The Watermelon Woman "Dunyementary"
1996 film captures the politics, drama, and spirit of the Archive.
“Queer performance gives expression to the cultural memory that is otherwise lost to amnesia.” — Ann Cvetkovich.
If you are in Peterborough, Trent Film Society will screen the landmark film The Watermelon Woman (1996), directed by Cheryl Dunye, on Tuesday, February 27th, at Sadleir House (751 George Street N) starting at 7 PM with a pre-show.
The movie is about an amateur filmmaker named Cheryl (played by the director Cheryl Dunye), who “becomes obsessed with uncovering the life of the mysterious ‘Watermelon Woman,’ an African American actress” who plays the stereotypical “mammy” roles in old Hollywood films — a figure cast aside in cinematic history with little information around.
Through interviews and trips to libraries and archives, Cheryl slowly pieces together the story of Fae Richards, whose offscreen life includes a romance with her white director, Martha Page (inspired by real-life American film director Dorothy Arzner). The Watermelon Woman takes a page from David Holzman’s Diary: Dunye incorporates direct address-to-camera video diary segments, in which she reports on the ongoing “video project” within the film to remix truth to underscore the actuality. A “Dunyementary” [1] describes her hybrid filmmaking style, blending documentary and fiction.
Academics teach the film, yet it is a funny and sexy movie.
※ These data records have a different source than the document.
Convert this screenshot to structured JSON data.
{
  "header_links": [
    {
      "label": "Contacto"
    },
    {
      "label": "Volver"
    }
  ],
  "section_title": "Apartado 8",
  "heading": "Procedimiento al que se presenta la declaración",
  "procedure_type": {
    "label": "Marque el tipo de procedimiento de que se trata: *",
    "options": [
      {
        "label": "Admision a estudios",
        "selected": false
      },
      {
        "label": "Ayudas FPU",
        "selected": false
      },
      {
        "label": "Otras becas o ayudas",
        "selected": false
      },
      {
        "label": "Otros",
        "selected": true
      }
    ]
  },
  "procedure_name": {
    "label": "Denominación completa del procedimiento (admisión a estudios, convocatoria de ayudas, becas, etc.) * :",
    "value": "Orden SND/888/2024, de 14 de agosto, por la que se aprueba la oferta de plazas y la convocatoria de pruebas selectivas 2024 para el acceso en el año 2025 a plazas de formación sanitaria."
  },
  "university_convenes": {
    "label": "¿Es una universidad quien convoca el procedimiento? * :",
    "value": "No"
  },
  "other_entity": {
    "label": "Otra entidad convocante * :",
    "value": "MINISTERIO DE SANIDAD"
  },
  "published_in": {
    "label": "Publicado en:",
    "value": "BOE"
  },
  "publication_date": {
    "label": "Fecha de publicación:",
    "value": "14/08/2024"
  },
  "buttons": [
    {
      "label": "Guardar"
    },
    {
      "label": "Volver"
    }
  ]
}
Critic Michael Koresky [2] calls it a “romcom” — a romantic comedy, and yet it also began to look and criticize the concept of the “archive.” Critic Thomas Allen Harris [3] says it captures the Archive’s politics, drama, and spirit. “The film elevates the institution to a new level of widespread visibility by making fun of it,” says Ann Cvetkovich. [4]
As part of her quest, Cheryl makes the trip from Philadelphia to New York to visit (C.L.I.T.) the Center for Lesbian Information and Technology. The archivist informs Cheryl that they do not file or index the materials because the place is a “volunteer-run” collective. They tell Cheryl she can only photograph the materials with the consensus-based approval of the collective, which meets only every other month.
“Those in the know,” says Cvetkovich, “would recognize CLIT as a parody of the Lesbian Herstory Archives (L.H.A.). While some might not find the joke funny, its humour can be a form of respect and affection, demonstrating the vital place of the archive in the popular lesbian imagination.”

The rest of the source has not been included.